We include a sample.py
script which samples images from a DiT-MoE model. Take care that we use torch.float16 for large model inference.
python sample.py \
--model DiT-XL/2 \
--ckpt /path/to/model \
--vae-path /path/to/vae \
--image-size 256 \
--cfg-scale 1.5
The model weights, data and used scripts for results reproduce are listed as follows.
We use sd vae in this link.
DiT-MoE Model | Image Resolution | Url | Scripts | Loss curve |
---|---|---|---|---|
DiT-MoE-S/2-8E2A | 256x256 | link | DDIM | - |
DiT-MoE-S/2-16E2A | 256x256 | link | DDIM | - |
DiT-MoE-B/2-8E2A | 256x256 | link | DDIM | - |
DiT-MoE-XL/2-8E2A | 256x256 | link | RF | - |
DiT-MoE-G/2-16E2A | 256x256 | link | RF | - |
We provide all the analysis scripts used in the paper.
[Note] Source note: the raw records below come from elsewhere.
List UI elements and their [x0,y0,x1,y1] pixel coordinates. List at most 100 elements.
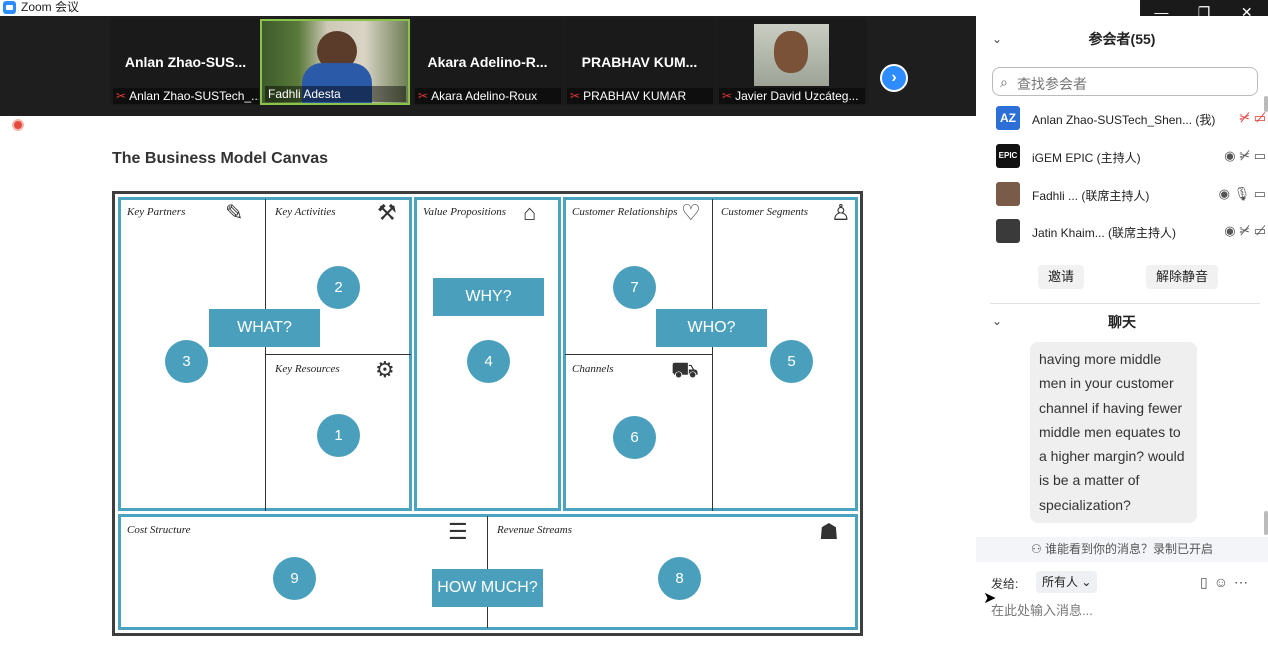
muted-mic-icon: ✂ [722,89,733,103]
muted-mic-icon: ✂ [116,89,127,103]
unmute-all-button[interactable]: 解除静音 [1146,265,1219,289]
question-why: WHY? [433,278,544,316]
number-circle-1: 1 [317,414,360,457]
participant-tile-active-speaker[interactable]: Fadhli Adesta [260,19,410,105]
number-circle-9: 9 [273,557,316,600]
question-what: WHAT? [209,309,320,347]
more-icon[interactable]: ⋯ [1234,574,1254,590]
heart-icon: ♡ [681,200,701,225]
worker-icon: ⚒ [377,200,397,225]
label-key-resources: Key Resources [275,363,340,375]
number-circle-2: 2 [317,266,360,309]
video-gallery-strip: Anlan Zhao-SUS... ✂ Anlan Zhao-SUSTech_..… [0,16,976,116]
truck-icon: ⛟ [671,357,699,382]
participant-row[interactable]: Jatin Khaim... (联席主持人) ◉ ✂̸ ▭̸ [996,215,1266,249]
participant-tile[interactable]: PRABHAV KUM... ✂ PRABHAV KUMAR [564,19,715,105]
chat-header: 聊天 [1108,314,1136,330]
question-how-much: HOW MUCH? [432,569,543,607]
avatar [996,219,1020,243]
tile-display-name: Anlan Zhao-SUS... [124,54,247,70]
factory-worker-icon: ⚙ [375,357,395,382]
person-head [774,31,808,73]
tile-label: ✂ Anlan Zhao-SUSTech_... [113,88,259,104]
participant-search-input[interactable]: ⌕ 查找参会者 [992,67,1258,96]
emoji-icon[interactable]: ☺ [1214,574,1234,590]
number-circle-8: 8 [658,557,701,600]
gift-icon: ⌂ [523,200,537,225]
divider [265,199,266,511]
number-circle-7: 7 [613,266,656,309]
zoom-logo-icon [3,1,16,14]
question-who: WHO? [656,309,767,347]
participant-tile[interactable]: ✂ Javier David Uzcáteg... [716,19,867,105]
chat-message: having more middle men in your customer … [1030,342,1197,523]
chat-scrollbar[interactable] [1264,511,1268,535]
participant-row[interactable]: AZ Anlan Zhao-SUSTech_Shen... (我) ✂̸ ▭̸ [996,102,1266,136]
chat-visibility-notice[interactable]: ⚇ 谁能看到你的消息？录制已开启 [976,537,1268,562]
label-revenue-streams: Revenue Streams [497,524,573,536]
label-key-partners: Key Partners [127,206,186,218]
number-circle-6: 6 [613,416,656,459]
number-circle-4: 4 [467,340,510,383]
recording-indicator-icon [12,119,24,131]
participants-header: 参会者(55) [1088,31,1156,47]
label-cost-structure: Cost Structure [127,524,191,536]
participant-name: Fadhli ... (联席主持人) [1032,189,1150,203]
person-icon: ⚇ [1030,542,1046,556]
participant-row[interactable]: Fadhli ... (联席主持人) ◉ 🎙 ▭ [996,178,1266,212]
send-to-select[interactable]: 所有人 ⌄ [1036,571,1098,593]
muted-mic-icon: ✂ [570,89,581,103]
business-model-canvas: Key Partners Key Activities Key Resource… [112,191,863,636]
avatar [996,182,1020,206]
participant-row[interactable]: EPIC iGEM EPIC (主持人) ◉ ✂̸ ▭ [996,140,1266,174]
participant-name: Anlan Zhao-SUSTech_Shen... (我) [1032,113,1216,127]
avatar: AZ [996,106,1020,130]
label-customer-relationships: Customer Relationships [572,206,678,218]
participant-tile[interactable]: Akara Adelino-R... ✂ Akara Adelino-Roux [412,19,563,105]
number-circle-5: 5 [770,340,813,383]
participant-tile[interactable]: Anlan Zhao-SUS... ✂ Anlan Zhao-SUSTech_..… [110,19,261,105]
search-icon: ⌕ [1000,74,1008,90]
tile-label: ✂ Akara Adelino-Roux [415,88,561,104]
chevron-down-icon: ⌄ [1078,575,1092,589]
person-icon: ♙ [831,200,851,225]
handshake-icon: ✎ [225,200,244,225]
participant-name: iGEM EPIC (主持人) [1032,151,1141,165]
chat-message-input[interactable]: 在此处输入消息... [991,600,1093,619]
participant-status-icons: ◉ ✂̸ ▭̸ [1224,223,1266,238]
invite-button[interactable]: 邀请 [1038,265,1085,289]
mouse-cursor-icon: ➤ [983,590,997,607]
chat-tools: ▯☺⋯ [1200,574,1254,591]
avatar: EPIC [996,144,1020,168]
label-customer-segments: Customer Segments [721,206,809,218]
title-bar: Zoom 会议 [0,0,1268,16]
next-page-arrow-icon[interactable]: › [880,64,908,92]
search-placeholder: 查找参会者 [1017,76,1087,92]
divider [565,354,712,355]
zoom-meeting-window: Zoom 会议 — ❐ ✕ Anlan Zhao-SUS... ✂ Anlan Z… [0,0,1268,657]
divider [712,199,713,511]
cash-register-icon: ☗ [819,519,839,544]
participant-name: Jatin Khaim... (联席主持人) [1032,226,1177,240]
participants-scrollbar[interactable] [1264,96,1268,112]
divider [990,303,1260,304]
tile-display-name: PRABHAV KUM... [581,54,698,70]
participant-status-icons: ◉ ✂̸ ▭ [1224,148,1266,163]
file-icon[interactable]: ▯ [1200,574,1214,590]
number-circle-3: 3 [165,340,208,383]
label-key-activities: Key Activities [275,206,336,218]
paper-icon: ☰ [448,519,468,544]
muted-mic-icon: ✂ [418,89,429,103]
participant-status-icons: ◉ 🎙 ▭ [1218,186,1266,201]
label-value-propositions: Value Propositions [423,206,507,218]
window-title: Zoom 会议 [21,0,80,14]
side-panel: ⌄ 参会者(55) ⌕ 查找参会者 AZ Anlan Zhao-SUSTech_… [976,16,1268,657]
participant-status-icons: ✂̸ ▭̸ [1239,110,1266,125]
slide-title: The Business Model Canvas [112,150,329,167]
tile-label: Fadhli Adesta [265,86,406,102]
label-channels: Channels [572,363,614,375]
tile-label: ✂ PRABHAV KUMAR [567,88,713,104]
divider [265,354,411,355]
tile-label: ✂ Javier David Uzcáteg... [719,88,865,104]
tile-display-name: Akara Adelino-R... [427,54,548,70]
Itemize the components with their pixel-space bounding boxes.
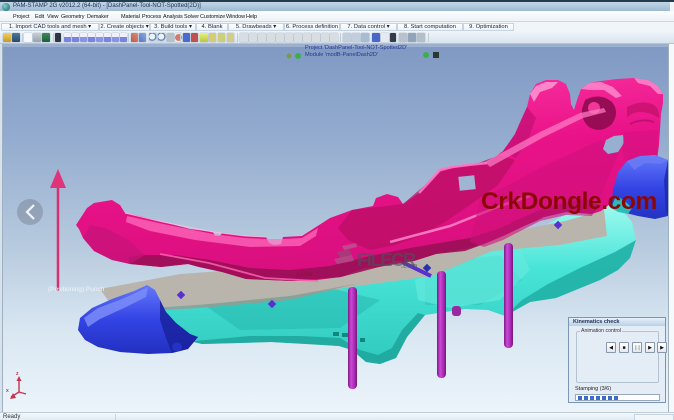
svg-text:x: x: [6, 388, 9, 394]
svg-text:ΛΛЯ΢Θ: ΛΛЯ΢Θ: [296, 272, 314, 279]
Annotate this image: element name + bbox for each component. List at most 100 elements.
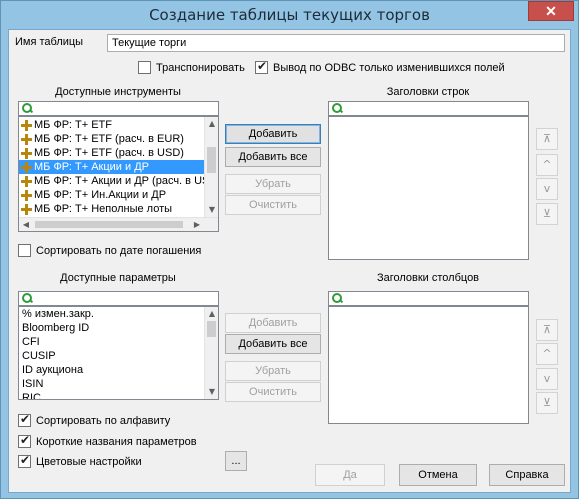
list-item[interactable]: % измен.закр. bbox=[19, 307, 204, 321]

You can use expert_data.py
to sample data points towards experts ids across different class-conditional.
Then, a series of files headmap_xx.py are used to visualize the frequency of expert selection for different scenarios.
Quick validation can be achieved by adjusting the number of sampled data and the save path.
@article{FeiDiTMoE2024,
title={Scaling Diffusion Transformers to 16 Billion Parameters},
author={Zhengcong Fei, Mingyuan Fan, Changqian Yu, Debang Li, Jusnshi Huang},
year={2024},
journal={arXiv preprint},
}
The codebase is based on the awesome DiT and DeepSeek-MoE repos.